Райский в свою очередь с удивлением поглядел на него.
– Что вам? Говорите! – сказал он, – не денег ли опять?
– Пожалуй, и денег опять – да теперь не о деньгах речь. После, я к вам зайду, теперь нельзя…
Он кивнул на жену Козлова, сидевшую тут, давая знать, что при ней не хочет говорить.
Леонтий всплеснул руками, услыхав об отъезде Райского; жена его надулась.
– Как же, кто вас пустит? – шептала она, – хороши: так-то помните свою Улиньку? Ни разу без мужа не пришли ко мне…
Она взяла его за руку и долго держала, глядя на него с печальной насмешкой.
– А деньги принесли? – вдруг спросил Марк, – триста рублей пари?
Райский иронически поглядел на него.
– Ну, что же, панталоны где? – сказал он.
– Я не шучу, давайте триста рублей.
– За что? Я не влюблен, как видите.
– Нет, я вижу, что вы по уши влюблены.
– Как же это вы видите?
– Да так: по роже.
– Смотрите же: месяц прошел – и пари кончено. Мне ваших панталон не нужно – я их вам дарю, в придачу к пальто.
– Как же это ты… едешь!.. – с горестью говорил Козлов, – а книги?
– Какие книги?
– А эти, твои, – вот они, все целы, вот по каталогу, в порядке…
– Ведь я тебе подарил их.
– Да полно шутить, скажи, куда их?..
– Прощайте, мне некогда. С книгами не приставай, сожгу, – сказал Райский. – Ну, мудрец, по рожам узнающий влюбленных, – прощайте! Не знаю, встретимся ли опять…
390
– Деньги подайте – это бесчестно не отдавать, – говорил Марк, – я вижу любовь: она, как корь, еще не вышла наружу, но скоро высыпет… Вон, лицо уже красное! Какая досада, что я срок назначил! От собственной глупости потерял триста рублей!
– Прощайте!
– Вы не уедете, – сказал Марк.
– Я еще зайду к тебе, Козлов… я на той неделе еду, – обратился Райский к Леонтью.
– Ну так не уедете! – повторил Марк.
– А что ж твой роман? – спросил Леонтий, – ведь ты хотел его кончить здесь.
– Я уж у конца – только привести в порядок, в Петербурге займусь.

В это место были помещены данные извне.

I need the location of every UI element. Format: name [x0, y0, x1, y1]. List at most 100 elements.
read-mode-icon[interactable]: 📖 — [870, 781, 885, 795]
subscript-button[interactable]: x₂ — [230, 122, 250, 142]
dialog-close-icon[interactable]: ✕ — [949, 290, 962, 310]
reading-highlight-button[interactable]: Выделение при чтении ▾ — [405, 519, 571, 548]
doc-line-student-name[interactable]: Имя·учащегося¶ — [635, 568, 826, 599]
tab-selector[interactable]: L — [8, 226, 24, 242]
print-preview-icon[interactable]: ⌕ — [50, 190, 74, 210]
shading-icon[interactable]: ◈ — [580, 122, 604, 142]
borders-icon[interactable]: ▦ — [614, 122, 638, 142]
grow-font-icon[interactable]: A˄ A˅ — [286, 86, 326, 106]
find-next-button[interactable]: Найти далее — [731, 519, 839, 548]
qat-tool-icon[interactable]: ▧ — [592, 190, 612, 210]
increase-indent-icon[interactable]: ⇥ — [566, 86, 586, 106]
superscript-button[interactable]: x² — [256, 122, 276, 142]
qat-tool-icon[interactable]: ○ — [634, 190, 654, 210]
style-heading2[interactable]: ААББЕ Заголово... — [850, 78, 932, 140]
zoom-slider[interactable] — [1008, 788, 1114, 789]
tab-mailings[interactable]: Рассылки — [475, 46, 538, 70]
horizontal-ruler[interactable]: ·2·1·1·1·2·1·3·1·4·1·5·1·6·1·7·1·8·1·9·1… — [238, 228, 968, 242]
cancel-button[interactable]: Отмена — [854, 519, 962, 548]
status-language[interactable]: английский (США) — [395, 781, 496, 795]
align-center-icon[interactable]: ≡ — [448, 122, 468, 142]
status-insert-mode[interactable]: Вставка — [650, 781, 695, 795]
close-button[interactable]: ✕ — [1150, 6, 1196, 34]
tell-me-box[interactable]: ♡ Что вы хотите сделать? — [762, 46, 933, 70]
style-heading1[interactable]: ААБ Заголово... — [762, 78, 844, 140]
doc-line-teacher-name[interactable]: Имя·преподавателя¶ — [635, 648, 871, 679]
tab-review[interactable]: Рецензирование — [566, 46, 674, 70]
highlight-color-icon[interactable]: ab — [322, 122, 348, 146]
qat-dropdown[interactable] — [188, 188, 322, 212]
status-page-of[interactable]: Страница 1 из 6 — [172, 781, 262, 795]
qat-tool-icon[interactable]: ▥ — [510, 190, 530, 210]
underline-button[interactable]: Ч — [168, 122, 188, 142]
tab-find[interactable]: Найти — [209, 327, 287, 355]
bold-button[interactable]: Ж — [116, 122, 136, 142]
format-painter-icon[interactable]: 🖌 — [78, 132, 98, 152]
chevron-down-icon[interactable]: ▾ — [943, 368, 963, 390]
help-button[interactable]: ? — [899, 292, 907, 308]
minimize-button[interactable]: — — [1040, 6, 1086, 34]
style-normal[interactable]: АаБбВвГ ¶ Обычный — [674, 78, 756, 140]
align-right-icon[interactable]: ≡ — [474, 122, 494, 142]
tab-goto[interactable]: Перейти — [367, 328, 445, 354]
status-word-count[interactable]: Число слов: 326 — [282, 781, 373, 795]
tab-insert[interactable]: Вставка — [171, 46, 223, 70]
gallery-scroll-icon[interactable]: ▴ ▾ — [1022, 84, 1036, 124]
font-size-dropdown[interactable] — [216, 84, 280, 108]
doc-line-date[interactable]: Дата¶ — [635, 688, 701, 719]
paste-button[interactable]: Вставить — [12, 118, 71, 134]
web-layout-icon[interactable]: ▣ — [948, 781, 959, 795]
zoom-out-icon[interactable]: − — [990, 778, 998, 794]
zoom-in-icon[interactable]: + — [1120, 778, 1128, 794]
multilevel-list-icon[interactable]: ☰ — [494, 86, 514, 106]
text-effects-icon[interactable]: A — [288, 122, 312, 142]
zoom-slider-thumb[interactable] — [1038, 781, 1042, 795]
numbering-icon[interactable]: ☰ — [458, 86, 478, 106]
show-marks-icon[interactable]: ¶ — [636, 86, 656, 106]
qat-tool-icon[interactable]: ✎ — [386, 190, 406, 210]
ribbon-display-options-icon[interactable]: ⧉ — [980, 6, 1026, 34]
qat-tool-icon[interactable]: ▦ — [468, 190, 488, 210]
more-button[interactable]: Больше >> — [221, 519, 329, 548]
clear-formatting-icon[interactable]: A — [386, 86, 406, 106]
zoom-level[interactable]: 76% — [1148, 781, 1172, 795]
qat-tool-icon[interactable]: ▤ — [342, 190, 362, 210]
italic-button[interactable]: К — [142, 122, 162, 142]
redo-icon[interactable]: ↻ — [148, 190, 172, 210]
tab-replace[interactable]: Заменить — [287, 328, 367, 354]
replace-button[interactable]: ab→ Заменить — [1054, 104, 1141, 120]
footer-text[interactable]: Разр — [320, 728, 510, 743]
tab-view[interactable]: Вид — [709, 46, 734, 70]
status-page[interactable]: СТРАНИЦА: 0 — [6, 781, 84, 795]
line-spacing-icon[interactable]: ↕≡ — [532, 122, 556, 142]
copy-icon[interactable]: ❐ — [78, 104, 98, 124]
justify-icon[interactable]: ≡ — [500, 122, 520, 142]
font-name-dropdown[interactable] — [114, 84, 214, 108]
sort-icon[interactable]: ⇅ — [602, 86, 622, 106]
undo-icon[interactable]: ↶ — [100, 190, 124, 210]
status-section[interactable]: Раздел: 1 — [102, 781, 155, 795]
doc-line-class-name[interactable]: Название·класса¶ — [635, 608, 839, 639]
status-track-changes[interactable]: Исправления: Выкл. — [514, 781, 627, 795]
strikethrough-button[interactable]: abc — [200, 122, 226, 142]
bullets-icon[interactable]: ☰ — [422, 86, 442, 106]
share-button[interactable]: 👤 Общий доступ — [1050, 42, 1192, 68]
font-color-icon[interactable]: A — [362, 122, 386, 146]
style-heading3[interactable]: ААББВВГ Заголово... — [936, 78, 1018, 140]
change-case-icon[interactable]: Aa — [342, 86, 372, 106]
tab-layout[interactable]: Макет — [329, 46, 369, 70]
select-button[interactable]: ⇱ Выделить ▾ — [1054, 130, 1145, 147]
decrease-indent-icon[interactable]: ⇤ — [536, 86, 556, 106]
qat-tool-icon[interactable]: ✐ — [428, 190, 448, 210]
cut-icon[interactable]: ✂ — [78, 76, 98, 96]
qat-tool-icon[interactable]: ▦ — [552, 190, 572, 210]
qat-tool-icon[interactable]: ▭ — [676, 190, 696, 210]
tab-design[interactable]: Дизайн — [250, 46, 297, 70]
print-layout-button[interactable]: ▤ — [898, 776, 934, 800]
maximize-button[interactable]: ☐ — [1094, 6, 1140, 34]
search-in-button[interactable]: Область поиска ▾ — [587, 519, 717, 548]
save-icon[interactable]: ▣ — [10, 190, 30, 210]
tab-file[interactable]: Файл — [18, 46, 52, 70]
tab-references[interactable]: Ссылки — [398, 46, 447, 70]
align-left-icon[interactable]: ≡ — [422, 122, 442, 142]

– И романа не кончите, ни живого, ни бумажного! – заметая Марк.
Райский живо обернулся к нему, хотел что-то сказать, но отвернулся с досадой и ушел.
– Отчего же ты думаешь, что он романа не кончит? – спросил Леонтий Марка.
– Где ему! – с язвительным смехом отвечал Марк, – он неудачник!
V
Райский пошел домой, чтоб поскорее объясниться с Верой, но не в том уже смысле, как было положено между ними. Победа над собой была до того верна, что он стыдился прошедшей слабости, и ему хотелось немного отомстить Вере за то, что она поставила его в это положение.
Он дорогой придумал до десяти редакций последнего разговора с ней. И тут опять воображение стало рисовать ему, как он явится ей в новом, неожиданном образе, смелый, насмешливый, свободный от всяких надежд, нечувствительный к ее красоте, как она удивится, может быть… опечалится!
Наконец он остановился на одной редакции разговора, дружеской, но учтиво-покровительственной и, в результате, совершенно равнодушной. У него даже мелькнула мысль передать ей, конечно в приличной и доступной ей степени и форме, всю длинную исповедь своих увлечений, поставить на неведомую ей высоту
391
Беловодову, облить ее блеском красоты, женской прелести, так, чтобы бедная Вера почувствовала себя просто Сандрильоной перед ней, и потом поведать о том, как и эта красота жила только неделю в его воображении.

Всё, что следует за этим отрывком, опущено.